Sample repository of my data science, process automation and other work in Python.
The PCA-research_paper folder contains some samples from the research paper I co-authored titled "A Spectral Decomposition of the Credit Default Swap Indices" (submitted to Physica A on July 13 2019, available: https://papers.ssrn.com/sol3/papers.cfm?abstract_id=3419188)
We utilized PCA to make significant imporvements to hedging credit portfolios versus the market-standard CDS index hedge which is traded above 1TRN dollars per day. Besides the machine learning part, the project included a significant database excercise to create the source database, bring together the required views and make sure data issues are addressed.
-
cds_pca.py: the main PCA calculation file that does the backbone calculation for the paper. Main Python libraries used: Pandas, Numpy, Scypy, Sklearn. The code connects to a local MSSql DB to query data based on a predefined menu, processes it using the appropriate PCA methodology and outputs it into Excel spreadsheets.
-
pl_plot.py: plotting the profit/loss standard deviation of the index VS the portfolios resulted from the PCA runs. Link to sample picture.
-
pl_dist_plot.py: plotting the profit/loss disctribution of the PCA index vs the names in each PCA runs. Main Python libraries used: Matplotlib, Seaborn
This was project to predict which deals will close for the given year based on Salesforce data attributes of the opportunities. The complexity came from the poor data quality of the source data which requried significant data engineering. We ended up deriving attributes based on activity and milestone history which proved to be the only reliable data source. We ran different machine learning methods and imporved forecasting on the annual sales of the company. (This code is company confidential.)

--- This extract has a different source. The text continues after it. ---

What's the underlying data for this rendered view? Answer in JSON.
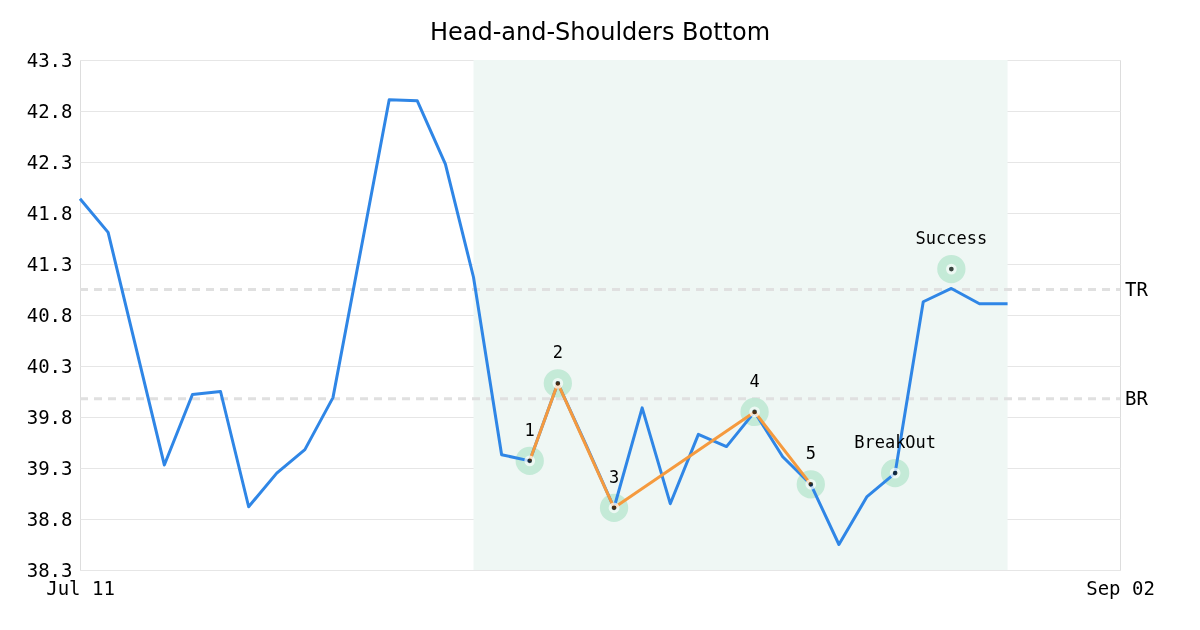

Fun experiment to calculate ELO score - used mainly in chess to compare players from different eras based on the strenght of their opponents they played - to make a quantitative argument of who is the greatest mens tennis player all time (GOAT). Jupyter notebook with the results is available here.
Spoiler alert: the first two players on the list are still going strong...
Python application to automate internal compliance process. Over 200 clients are sending back compliance reports in a predefined excel format that used to be processed manually by a 3-person team for 2 weeks. The application imports all xls files from the source folder and outputs the processed results into an output spreadsheet. This reduced manual processing time from 240 manhours to minutes of computing time. (This code is company confidential.)
The objective here was to automate a laborous manual process to extract Salesforce data into different spreadsheets per customer so that account managers can provide information per client; then automatically import the feedbak to Salesforce once the results are sent back. The application can directly import data from Salesforce via API or also read from xls.
With the above application weeks of manual work taking place semi-annually has been automated. (This code is company confidential.)